The iFISH technique for multiple myeloma showing different abnormalities: (A) polyploidy with t(4;14):(1 red, 1 green and 2 fusion signals); (B) polyploidy with 1q amplification (5 green signals) and 1p deletion (3 red signals); (C) polyploidy with monosomy of 17p (two red signal vs 4 green signals) (For interpretation of the references to color in this figure legend, the reader is referred to the web version of this article).

5. Discussion

We report a rare case with AL and concomitant MM presented initially abdominal pain, dyspnea, splenomegaly and cardiopathy and complex karyotype.

AL is a systemic disorder characterized by widespread deposition of amyloid fibrils derived from monoclonal immunoglobulin light chains in organs and soft tissues. AL is typically caused by an underlying plasma cell clone disorder and occurs in 6–15% of patients with MM [13].

Both AL and MM are plasma cell dyscrasias with distinct clinically features, but few studies have addressed the clinical and cytogenetic features of patients with AL and concomitant MM [5].

Patients with t(11;14) have traditionally been classified as standard risk MM, based on studies conducted before novel agents were available . Recent observations suggest that patients with t(11;14) may have unfavorable outcomes when compared to other standard risk patients, casting doubt on the traditional view [9].

The study of Hiroki Kobayashi et al, reported that patients with AL amyloidosis who had t(11;14) tended to have shorter OS, irrespective of the presence or absence of concurrent MM [5].

Importance of interphase fluorescent in situ hybridization (FISH) on bone marrow is not well understood in light chain amyloidosis (AL) [14], this study has demonstrated that: - 81% of patients had an abnormal FISH, whose common abnormalities involved were translocations of chromosome 14q32 (52%), specifically: t(11;14) (43%), t(14;16) (3%) and t(4;14) (2%). - An abnormal FISH at diagnosis is prognostic for survival and advanced cardiac disease. -trisomies and t(11;14) affect survival when degree of plasma cell burden is considered (>10%).

In addition to t(11;14) founed by karyotype, the patient had the t(4;14) in 20% of cells, del (17p) in 80%, gain 1q in 90% and del 1p in 90%.

The t(4;14)(p16;q32) translocation is detected in 10%−15% of the patients with myeloma [6], it is regarded as primary cytogenetic events[8]
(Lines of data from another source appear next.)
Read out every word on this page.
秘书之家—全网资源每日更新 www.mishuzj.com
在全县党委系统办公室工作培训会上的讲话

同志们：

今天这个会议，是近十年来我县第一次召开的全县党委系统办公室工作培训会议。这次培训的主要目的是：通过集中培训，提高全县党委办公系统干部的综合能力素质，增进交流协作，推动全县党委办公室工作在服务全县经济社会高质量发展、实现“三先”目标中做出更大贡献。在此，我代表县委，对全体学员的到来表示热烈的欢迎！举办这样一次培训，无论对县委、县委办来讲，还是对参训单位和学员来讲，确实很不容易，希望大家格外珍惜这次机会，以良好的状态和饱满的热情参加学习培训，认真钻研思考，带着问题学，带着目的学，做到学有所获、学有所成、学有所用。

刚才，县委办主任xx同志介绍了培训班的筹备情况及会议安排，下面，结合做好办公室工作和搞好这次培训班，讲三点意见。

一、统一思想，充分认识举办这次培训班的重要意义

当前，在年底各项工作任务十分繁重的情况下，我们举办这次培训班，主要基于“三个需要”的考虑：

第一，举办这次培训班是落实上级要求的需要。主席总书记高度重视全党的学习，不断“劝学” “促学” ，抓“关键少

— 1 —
Chromosome 17p deletion is considered as a secondary event. It is observed in around 10% of patients with newly diagnosed MM [15].

1q21 gain is the most frequent structural abnormality, observed in 35%−40% of the patients with MM. It is considered to be a secondary event that influences tumor progression. The number of 1q21 copies is correlated with both disease progression and prognosis [6].

Other study has showed that patients harboring t(11;14) have adverse outcomes in both AL amyloidosis and MM when treated with bortezomib-containing regimens [10].

Perhaps the greatest obstacle to treating both multiple myeloma and amyloidosis with high-dose chemotherapy is that patients with organs damaged by amyloid deposition will be more susceptible to toxicity and less able to tolerate the chemotherapy.

6. Conclusion

This case of this patient is an example that supports the results of several studies. This is evidence which strongly suggests that the t(11;14) is the most frequent abnormality in patients with AL amyloidosis with MM defined either by CRAB or by more than 10% BMPCs have a similarly poor prognosis. The iFISH results are important independent prognostic factors in AL amyloidosis.

7. Statement of ethics

The study was approved by an ethics committee and written informed consent was given.

Authors’ contribution

Hamdaoui Hasna carried out the cytogenetic study and drafted the manuscript. Abdelhafid Natiq, Thomas Liehr revised the work critically for important intellectual content. Oumaima Benlarroubia was helping in carried out the cytogenetic study. Hind Dehbi reviewed the paper. Latifa Loukhmas is a doctor who consulted and followed the patient. Fatima Chegdani reviewed the article before submission not only for spelling and grammar but also for its intellectual content.

Declaration of Competing Interest

The authors declare that there are no conflicts of interest.

Acknowledgments

The authors wish to thank Dr AL Rikabi Ahmed for language revision and relevant comments.